To the best of my knowledge, a lobster license doubles as a “crab” license. Crab is generally defined as one of two commercial species: rock crab (Cancer irroratus) and jonah crab (Cancer borealis). It would not take much to add green crab (Carcinus maenas) to this list entitling every lobster fisher to legally possess green crabs. What about people who want to trap green crabs that do not have (and cannot obtain) a license to fish lobsters? A number of solutions exist that are much easier to implement than creating a full-fledged green crab management plan.

These include but are not limited to purchasing green crabs from licensed lobster fishers, permitting people to fish specially designed traps in the intertidal zone (where relatively few commercial size lobsters occur) as is done in some southern Maine communities such as Wells and Scarborough, or simply allowing people to fish for green crabs using whatever means they wish – if they catch lobsters they are not entitled to, then they must put them back, just as scallop, mussel or quahog draggers must do when their incidental catch includes lobsters.

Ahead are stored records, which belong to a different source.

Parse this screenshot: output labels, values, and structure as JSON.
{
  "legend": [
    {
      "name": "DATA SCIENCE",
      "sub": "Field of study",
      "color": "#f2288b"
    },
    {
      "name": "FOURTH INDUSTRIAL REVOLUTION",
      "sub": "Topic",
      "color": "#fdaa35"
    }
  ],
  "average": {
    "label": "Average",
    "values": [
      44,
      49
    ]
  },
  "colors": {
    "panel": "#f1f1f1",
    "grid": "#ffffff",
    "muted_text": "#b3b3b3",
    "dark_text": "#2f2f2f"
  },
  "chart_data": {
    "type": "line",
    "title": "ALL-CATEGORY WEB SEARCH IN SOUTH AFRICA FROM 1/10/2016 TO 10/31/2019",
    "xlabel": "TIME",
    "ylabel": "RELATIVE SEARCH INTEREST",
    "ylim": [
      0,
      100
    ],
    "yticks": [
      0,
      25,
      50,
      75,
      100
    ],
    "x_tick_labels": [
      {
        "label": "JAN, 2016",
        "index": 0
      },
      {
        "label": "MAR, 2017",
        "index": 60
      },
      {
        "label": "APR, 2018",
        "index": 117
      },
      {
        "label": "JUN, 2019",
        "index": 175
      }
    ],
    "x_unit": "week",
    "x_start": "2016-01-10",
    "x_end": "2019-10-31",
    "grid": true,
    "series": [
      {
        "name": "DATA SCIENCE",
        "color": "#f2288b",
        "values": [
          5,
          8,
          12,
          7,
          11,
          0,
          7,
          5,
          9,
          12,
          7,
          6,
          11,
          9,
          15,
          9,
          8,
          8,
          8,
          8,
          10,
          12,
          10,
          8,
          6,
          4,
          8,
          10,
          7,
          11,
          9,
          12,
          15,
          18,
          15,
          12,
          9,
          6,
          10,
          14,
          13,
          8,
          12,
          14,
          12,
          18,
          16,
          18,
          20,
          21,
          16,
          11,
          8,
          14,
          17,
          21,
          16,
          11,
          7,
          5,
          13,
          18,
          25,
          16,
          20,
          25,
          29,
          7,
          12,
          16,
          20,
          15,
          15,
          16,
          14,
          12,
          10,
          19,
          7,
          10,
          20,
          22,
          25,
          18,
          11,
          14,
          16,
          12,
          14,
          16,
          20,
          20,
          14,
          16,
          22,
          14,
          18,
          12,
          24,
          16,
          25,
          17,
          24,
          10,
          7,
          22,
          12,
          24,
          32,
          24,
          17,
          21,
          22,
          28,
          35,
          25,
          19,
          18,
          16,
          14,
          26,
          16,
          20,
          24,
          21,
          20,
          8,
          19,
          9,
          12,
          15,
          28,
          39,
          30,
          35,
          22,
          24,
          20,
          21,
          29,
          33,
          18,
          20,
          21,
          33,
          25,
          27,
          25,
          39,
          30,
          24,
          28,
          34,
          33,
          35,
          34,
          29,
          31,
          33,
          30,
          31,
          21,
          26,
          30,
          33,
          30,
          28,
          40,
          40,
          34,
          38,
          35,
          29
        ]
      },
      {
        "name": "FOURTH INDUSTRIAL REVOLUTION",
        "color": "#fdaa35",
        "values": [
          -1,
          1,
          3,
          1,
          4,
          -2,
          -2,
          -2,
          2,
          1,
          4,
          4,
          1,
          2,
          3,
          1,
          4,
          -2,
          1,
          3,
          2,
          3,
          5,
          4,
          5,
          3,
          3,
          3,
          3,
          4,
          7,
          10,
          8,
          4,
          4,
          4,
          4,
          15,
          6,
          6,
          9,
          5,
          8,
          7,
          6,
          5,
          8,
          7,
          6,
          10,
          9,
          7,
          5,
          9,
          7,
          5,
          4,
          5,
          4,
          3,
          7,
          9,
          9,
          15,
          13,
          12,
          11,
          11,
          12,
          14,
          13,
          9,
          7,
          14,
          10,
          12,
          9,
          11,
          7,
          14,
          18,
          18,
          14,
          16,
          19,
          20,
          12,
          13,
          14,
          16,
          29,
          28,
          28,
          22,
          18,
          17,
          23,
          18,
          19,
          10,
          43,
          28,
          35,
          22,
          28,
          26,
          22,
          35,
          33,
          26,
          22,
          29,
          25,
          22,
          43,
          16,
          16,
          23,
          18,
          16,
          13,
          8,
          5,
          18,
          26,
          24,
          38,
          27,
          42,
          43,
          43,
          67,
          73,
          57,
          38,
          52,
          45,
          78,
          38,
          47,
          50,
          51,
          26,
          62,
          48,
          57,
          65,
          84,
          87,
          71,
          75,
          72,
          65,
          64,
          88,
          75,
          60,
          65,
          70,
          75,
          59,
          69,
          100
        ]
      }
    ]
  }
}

Setting up an entire regulatory system for green crabs will discourage rather than encourage people to fish for this non-endemic animal. In my opinion, we should do everything we can to encourage a green crab fishery, and, if it goes the way of other “managed” fisheries such as sea urchins, whelks, sea cucumbers, etc. (that is, boom-and-bust), that would be just great because, from a purely ecological point of view, the green crab doesn’t belong here. Most of the species that live in our coastal waters (commercial or otherwise) have not evolved defenses to deal with this predator and are easy targets for its foraging activities.

Green crabs were accidentally introduced to the United States sometime around the time of the Civil War (1860s) and they thrived and began to move north and south from their supposed port of entry (somewhere near Long Island, N.Y.). In 1968, John Ropes, a marine biologist who worked at the Woods Hole Oceanographic Institute, published his work on the diet of green crabs and found that they consume more than 100 different species from clams and mussels to barnacles, dogwhelks, marine worms, sea urchins, and even small lobsters.

This same green crab has finally established itself along the U.S. West Coast and is causing havoc with wild and cultured shellfish industries in northern California, Oregon and Washington. Scientists in those states are documenting the ecological devastation that is occurring along those coasts, and fishers and culturists are beginning to feel the economic consequences of an exotic species running rampant.

Because few people in Maine today remember or realize that there was a time when green crabs did not exist along our coast doesn’t mean that we should ignore history. We should forget about managing green crabs and do all we can do to get rid of the vermin – I suspect a lot of clammers and other commercial fishers whose catch may be affected negatively by the predatory activities of green crabs would agree.

Brian F. Beal is an associate professor of marine ecology at the University of Maine at Machias.